Nursing Interventions Seizure

Nursing Interventions Seizure

Seizures are a medical condition that can be caused by an abnormal burst of electrical activity in the brain. The abnormal electrical activity causes a variety of symptoms, including changes in behavior and sensation, uncontrolled muscle movements (convulsions), and loss of consciousness. The type, location and severity of seizure will determine how you manage the patient during this event. Nursing interventions for patients experiencing seizures may include:

Facilitate patient safety by ensuring that no hazardous items are in reach.

As a nurse, you should make sure that no hazardous items are in reach. You should also ensure that the patient is never left alone. When you leave the room, even briefly, make sure someone else comes in and stays with your patient.

Never leave your patient unattended for any reason! If you have to go to another room or take a break from your shift, notify someone else who will stay with them until you return.

Place patient on padded surface to minimize trauma from seizures.

Place the patient on a padded surface to minimize trauma.

  • Place the patient on a firm surface that is not slippery, warm, cold, or soft.

Do not restrain the seizure activity.

  • Do not restrain the seizure activity.
  • Do not restrain the patient.
  • Do not restrain the patient’s arms or legs.
  • Do not restrain the patient’s head.
  • Do not restrain the patient’s body, unless there is potential for harm to self or others (e.g., hitting something).
  • Do not restrain the feet or hands if they will be used to hit someone or something during a seizure, such as a wall or doorframe, but keep them out of harm’s way by moving them away from sharp objects on nearby surfaces like tables and countertops in case they fall off while seizing (if this happens).

Ensure an airway is clear and a breathing apparatus is available, such as an oral airway or bag-valve mask ventilation device.

Ensure an airway is clear and a breathing apparatus is available, such as an oral airway or bag-valve mask ventilation device.

Ensure oxygen is available.

Record vital signs every 15 minutes for at least 1 hour after the seizure subsides, then every 30 minutes for 2 hours, then hourly until discharge from the ED. Document any other interventions taken, including administration of medication and intravenous fluids.

Do not force anything into oral cavity unless instructed to do so by a physician.

Do not force anything into oral cavity unless instructed to do so by a physician.

Do not use a tongue depressor or spoon, piece of paper, pencil, pen, or stick.

Assist with administering oxygen per the physician’s orders.

Provide oxygen per the physician’s orders.

Assess the patient’s oxygenation status and administer oxygen if necessary. If oxygen is not available, place the patient in a position of comfort and keep him or her warm. The nurse may need to assist with suctioning if it is indicated by the physician’s orders, until a respiratory therapist arrives at your facility or until you are able to reach another nurse who can perform this task.

After a seizure has stopped, turn patient onto his side to prevent aspiration of secretions.

As soon as the seizure stops, turn the patient on his side to prevent aspiration of secretions. More than one-half of patients who have had seizures will have some degree of confusion afterward and may not be able to follow commands. Turn onto the side that doesn’t have an IV or catheter to ensure that they do not get dislodged during this time. If there is a tongue-tie, make sure it’s released before turning him onto his side.

Monitor vital signs as ordered and document findings and interventions.

Monitor vital signs as ordered and document findings and interventions.

  • Vital signs should be monitored for at least 30 minutes after the seizure has stopped.
  • Vital signs should be monitored for at least 24 hours after the seizure has stopped.
  • Vital signs should be monitored for at least 48 hours after the seizure has stopped.

Your nursing interventions may make all the difference in the outcome of a seizure.

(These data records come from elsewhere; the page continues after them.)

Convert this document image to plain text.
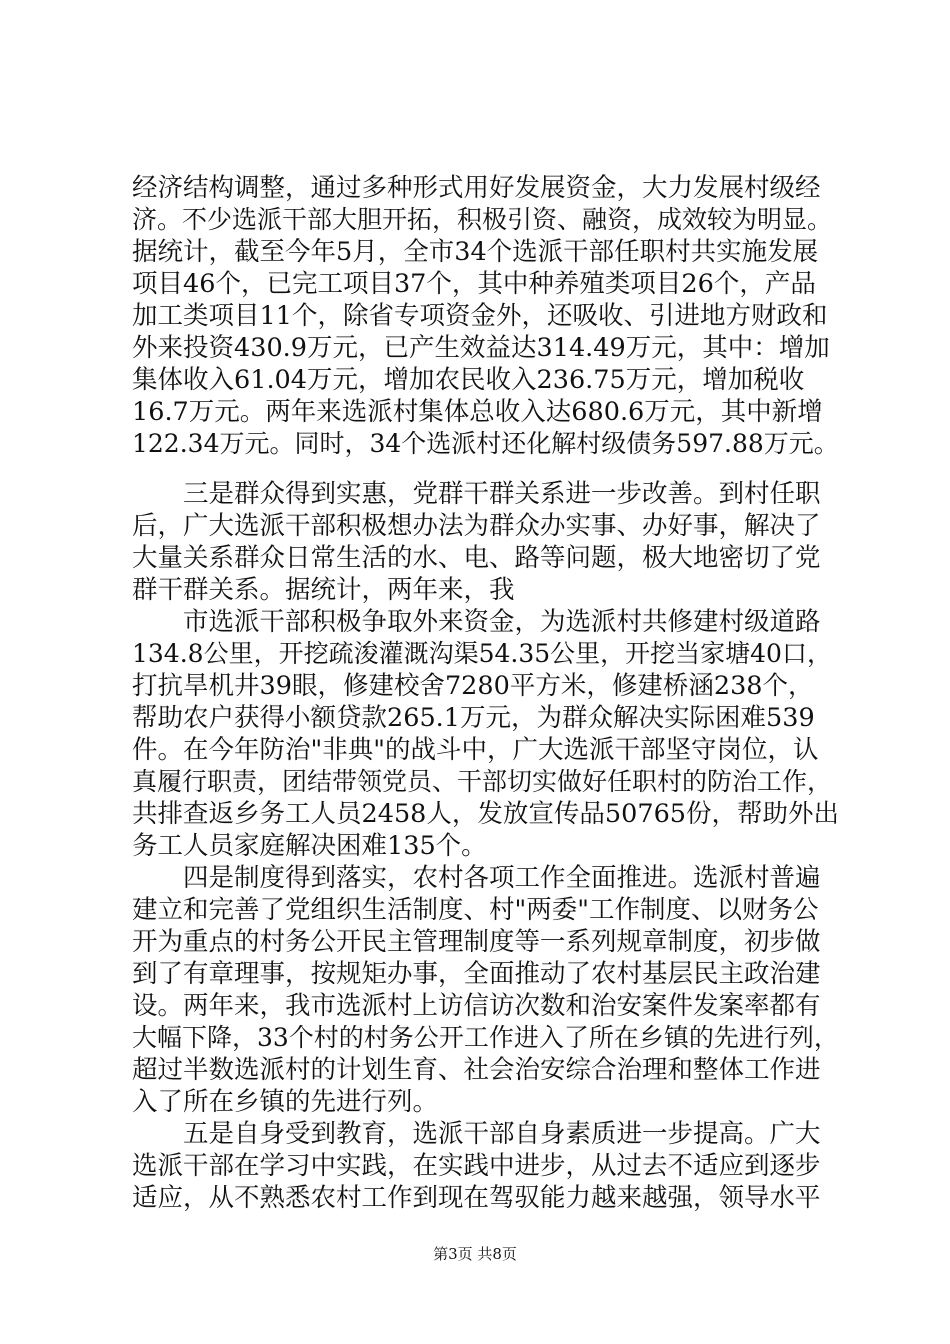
经济结构调整，通过多种形式用好发展资金，大力发展村级经
济。不少选派干部大胆开拓，积极引资、融资，成效较为明显。
据统计，截至今年5月，全市34个选派干部任职村共实施发展
项目46个，已完工项目37个，其中种养殖类项目26个，产品
加工类项目11个，除省专项资金外，还吸收、引进地方财政和
外来投资430.9万元，已产生效益达314.49万元，其中：增加
集体收入61.04万元，增加农民收入236.75万元，增加税收
16.7万元。两年来选派村集体总收入达680.6万元，其中新增
122.34万元。同时，34个选派村还化解村级债务597.88万元。
　　三是群众得到实惠，党群干群关系进一步改善。到村任职
后，广大选派干部积极想办法为群众办实事、办好事，解决了
大量关系群众日常生活的水、电、路等问题，极大地密切了党
群干群关系。据统计，两年来，我
　　市选派干部积极争取外来资金，为选派村共修建村级道路
134.8公里，开挖疏浚灌溉沟渠54.35公里，开挖当家塘40口，
打抗旱机井39眼，修建校舍7280平方米，修建桥涵238个，
帮助农户获得小额贷款265.1万元，为群众解决实际困难539
件。在今年防治"非典"的战斗中，广大选派干部坚守岗位，认
真履行职责，团结带领党员、干部切实做好任职村的防治工作，
共排查返乡务工人员2458人，发放宣传品50765份，帮助外出
务工人员家庭解决困难135个。
　　四是制度得到落实，农村各项工作全面推进。选派村普遍
建立和完善了党组织生活制度、村"两委"工作制度、以财务公
开为重点的村务公开民主管理制度等一系列规章制度，初步做
到了有章理事，按规矩办事，全面推动了农村基层民主政治建
设。两年来，我市选派村上访信访次数和治安案件发案率都有
大幅下降，33个村的村务公开工作进入了所在乡镇的先进行列，
超过半数选派村的计划生育、社会治安综合治理和整体工作进
入了所在乡镇的先进行列。
　　五是自身受到教育，选派干部自身素质进一步提高。广大
选派干部在学习中实践，在实践中进步，从过去不适应到逐步
适应，从不熟悉农村工作到现在驾驭能力越来越强，领导水平
第3页 共8页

Nursing interventions during a seizure are important for the patient’s safety, as well as to prevent injury. Here are some of the interventions you could employ:

  • Ensure safe environment by turning off sharp objects and removing items that may be a hazard to the patient.
  • Prevent injury by keeping people away from the patient during the seizure. Close the door to protect privacy and ensure safety if there is no nurse present at this time.
  • Prevent aspiration by leaning forward and supporting the head with one hand, while using your other hand to clear saliva that may dribble from your mouth or onto clothing during an episode of coughing spasms associated with seizures—this can happen even though you do not feel pain or discomfort during a seizure. If possible, keep a towel handy so that you may wipe away excess saliva before it dries on clothing or skin surfaces; otherwise lean forward until most of it has drained into a bowl placed underneath your chin if possible (especially if bedridden).